Pär Sundström: Nós todos estamos muito melhor agora. Temos muita sorte que ninguém tenha se ferido mais do que realmente nos ferimos. Tá certo que ainda estamos sofrendo com alguns problemas. Eu ainda tenho algo nos dedos e é um pouco desconfortável quando estou tocando o meu instrumento, tipo, é como se eu não sentisse as cordas, algo assim. Então, ainda há algumas consequências, mas eu me sinto com sorte que nada ficou pior.

Daniel Tavares: Depois de passar por uma experiência assim, você vê a vida de alguma forma diferente?

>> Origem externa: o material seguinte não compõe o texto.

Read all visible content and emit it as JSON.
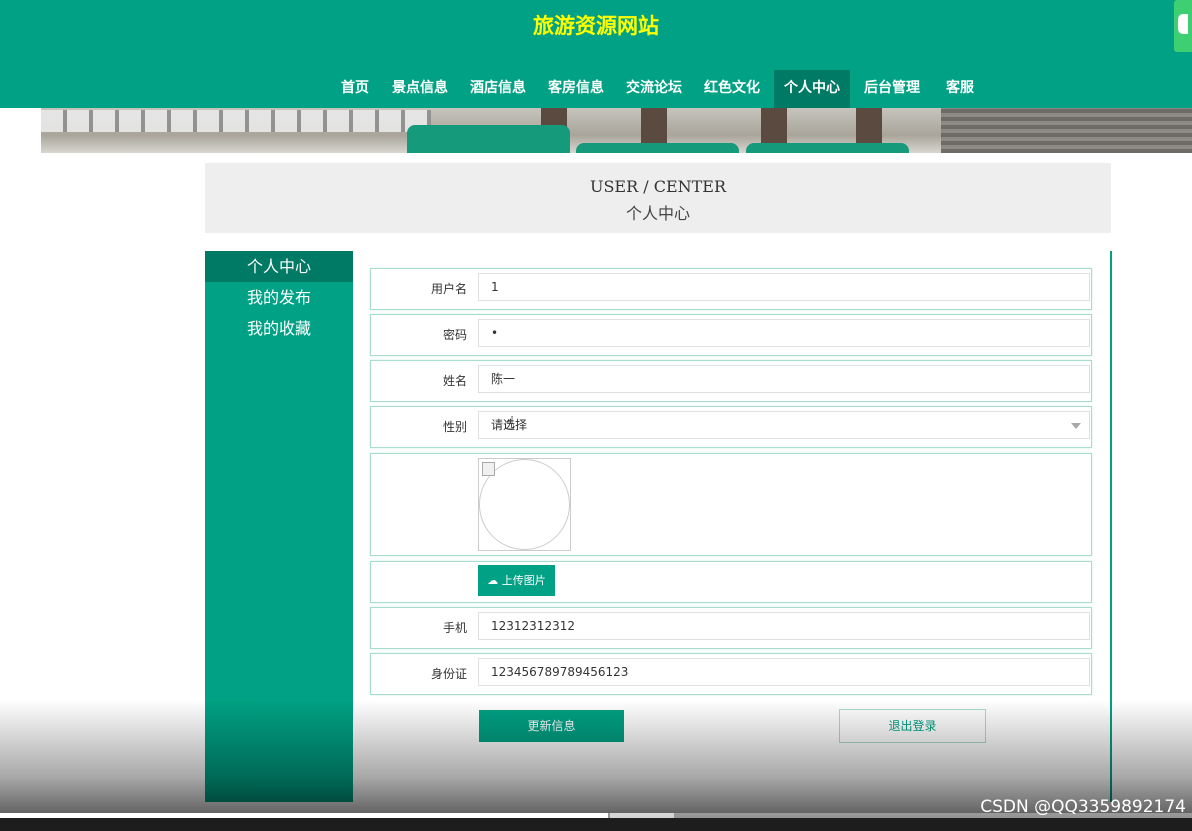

Pär Sundström: Eu não acho que esteja vendo a vida de uma forma diferente, mas mudou um pouco a forma como nós lidamos com as coisas. Por exemplo, no futuro nós vamos ter um pouco mais de cuidado com o tipo de veículo que vamos entrar, olhar um pouco mais o motorista também. Isto é algo que realmente vamos pensar. Mas, além disso, eu não vou mudar meu estilo de vido. Eu realmente não tenho nada contra o país, a Tunísia. Eu tive um tempo fantástico lá e aproveitei cada momento, exceto pelo do acidente em si. Eu vou continuar vivendo a minha vida.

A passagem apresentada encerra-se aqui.